By TONY STICKLEY
Disgraced Maori Television Service head John Davy has had his eight-month prison term for using a bogus CV cut to six on appeal.
The decision by Justice Judith Potter in the High Court at Auckland yesterday means that Davy, who has already served two weeks in jail, will be out in 2 1/2 months.
It will not be a day to soon for Davy, who is in the special unit at Mt Eden jail because of threats against him by other prisoners.
Justice Potter said the district court judge was right in ruling that the "enormity of the deceit" was a special circumstance justifying imprisonment.
She described Davy's actions as a sustained and deliberate deception requiring a far-reaching web of deceit because the qualifications he could offer were simply nowhere near those necessary for the chief executive of the MTS.
Fortunately, the "massive deception" which led to Davy's appointment was discovered before the deceit was played out for long.
In her view, the district court judge realistically considered that a suspended sentence would mean Davy would leave the country unpunished.
Justice Potter said there was a need to impose a sentence which would signal a very clear message of deterrence to others who might consider using methods such as Davy did to further their job chances.
The appropriate sentence was six months after taking mitigating factors into account.
The judge said the district court judge was right to refuse leave to apply for home detention.
Davy's lawyer, Kahungunu Barron-Afeaki, argued that the term imposed in the district court was manifestly excessive and that a suspended jail term would have sufficed.
He said Davy's offending in breaching his employer's trust was at the lower end of the scale.

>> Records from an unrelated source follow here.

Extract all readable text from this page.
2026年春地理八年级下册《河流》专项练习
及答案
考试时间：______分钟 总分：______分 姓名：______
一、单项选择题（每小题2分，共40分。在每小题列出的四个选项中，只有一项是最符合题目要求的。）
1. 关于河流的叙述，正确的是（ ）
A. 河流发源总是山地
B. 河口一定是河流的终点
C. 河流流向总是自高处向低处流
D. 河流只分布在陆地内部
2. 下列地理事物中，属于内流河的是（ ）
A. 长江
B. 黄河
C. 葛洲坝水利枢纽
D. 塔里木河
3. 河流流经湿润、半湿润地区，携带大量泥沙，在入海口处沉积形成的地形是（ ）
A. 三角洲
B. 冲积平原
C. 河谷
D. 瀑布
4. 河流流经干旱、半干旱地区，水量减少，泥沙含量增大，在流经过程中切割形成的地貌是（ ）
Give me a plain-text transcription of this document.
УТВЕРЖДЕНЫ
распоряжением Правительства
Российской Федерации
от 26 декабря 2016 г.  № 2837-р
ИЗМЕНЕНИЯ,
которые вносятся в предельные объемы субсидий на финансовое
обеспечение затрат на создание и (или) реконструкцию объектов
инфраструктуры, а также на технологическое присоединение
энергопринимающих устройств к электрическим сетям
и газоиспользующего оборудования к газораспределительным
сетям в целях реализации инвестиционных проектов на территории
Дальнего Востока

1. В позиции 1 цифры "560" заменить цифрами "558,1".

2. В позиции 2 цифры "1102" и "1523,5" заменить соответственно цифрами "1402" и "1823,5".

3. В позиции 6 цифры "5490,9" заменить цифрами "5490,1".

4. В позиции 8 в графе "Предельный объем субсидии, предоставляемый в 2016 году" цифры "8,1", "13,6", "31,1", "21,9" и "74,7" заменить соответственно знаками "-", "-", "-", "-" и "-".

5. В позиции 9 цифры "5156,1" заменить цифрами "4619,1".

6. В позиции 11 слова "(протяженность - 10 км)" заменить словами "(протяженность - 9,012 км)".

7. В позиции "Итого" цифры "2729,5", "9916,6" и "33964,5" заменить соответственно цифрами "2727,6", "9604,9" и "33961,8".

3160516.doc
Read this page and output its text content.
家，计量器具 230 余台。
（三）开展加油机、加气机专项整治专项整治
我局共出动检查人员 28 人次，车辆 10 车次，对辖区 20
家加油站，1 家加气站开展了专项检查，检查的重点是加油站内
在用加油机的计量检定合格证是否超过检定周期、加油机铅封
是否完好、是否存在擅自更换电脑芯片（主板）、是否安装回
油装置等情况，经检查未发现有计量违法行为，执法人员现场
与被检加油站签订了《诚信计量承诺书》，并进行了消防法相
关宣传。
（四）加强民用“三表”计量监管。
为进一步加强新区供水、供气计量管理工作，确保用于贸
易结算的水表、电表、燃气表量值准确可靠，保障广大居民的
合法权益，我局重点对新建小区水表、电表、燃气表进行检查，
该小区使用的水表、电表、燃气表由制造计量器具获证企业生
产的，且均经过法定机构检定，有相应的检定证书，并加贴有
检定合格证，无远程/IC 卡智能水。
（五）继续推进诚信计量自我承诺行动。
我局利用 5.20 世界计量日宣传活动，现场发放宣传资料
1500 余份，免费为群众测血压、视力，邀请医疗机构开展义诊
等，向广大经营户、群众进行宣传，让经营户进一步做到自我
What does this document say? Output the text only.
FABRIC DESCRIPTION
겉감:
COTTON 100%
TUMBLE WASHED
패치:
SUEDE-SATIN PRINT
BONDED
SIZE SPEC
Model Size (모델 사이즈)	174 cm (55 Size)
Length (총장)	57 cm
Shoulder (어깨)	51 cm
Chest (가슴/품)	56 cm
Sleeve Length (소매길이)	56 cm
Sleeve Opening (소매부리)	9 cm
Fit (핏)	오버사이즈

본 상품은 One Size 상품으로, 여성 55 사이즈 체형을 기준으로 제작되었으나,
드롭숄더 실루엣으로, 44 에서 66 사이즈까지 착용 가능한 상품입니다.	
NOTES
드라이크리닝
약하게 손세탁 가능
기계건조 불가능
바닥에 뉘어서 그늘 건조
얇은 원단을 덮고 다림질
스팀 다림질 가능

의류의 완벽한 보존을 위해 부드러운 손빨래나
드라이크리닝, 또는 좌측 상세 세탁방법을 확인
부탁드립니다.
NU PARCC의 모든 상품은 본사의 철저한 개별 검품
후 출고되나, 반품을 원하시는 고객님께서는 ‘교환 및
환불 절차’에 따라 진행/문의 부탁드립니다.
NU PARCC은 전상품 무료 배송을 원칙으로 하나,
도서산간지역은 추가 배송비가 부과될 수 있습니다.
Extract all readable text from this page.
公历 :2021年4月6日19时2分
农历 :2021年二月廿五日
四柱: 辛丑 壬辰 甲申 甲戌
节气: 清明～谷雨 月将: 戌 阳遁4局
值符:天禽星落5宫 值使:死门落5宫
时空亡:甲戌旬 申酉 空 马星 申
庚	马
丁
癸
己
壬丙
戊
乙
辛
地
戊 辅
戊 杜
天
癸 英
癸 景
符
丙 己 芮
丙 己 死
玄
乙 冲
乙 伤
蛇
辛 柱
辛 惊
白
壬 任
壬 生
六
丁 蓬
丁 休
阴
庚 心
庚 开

"Mr Davy has had a very salutary period of two weeks in Mt Eden Prison," Mr Barron-Afeaki said.
David McNaughton, representing the police, said a suspended sentence would not be a deterrent for a foreign national.
He said Davy's deception went right to the heart of the issue of his suitability for the position of chief executive.
* An investigation has found that Davy was entitled to legal aid despite the Herald revealing he had undeclared overseas assets.
Davy has a $30,000 Harley-Davidson motorcycle waiting for him in Saudi Arabia and a bank account in the Isle of Man.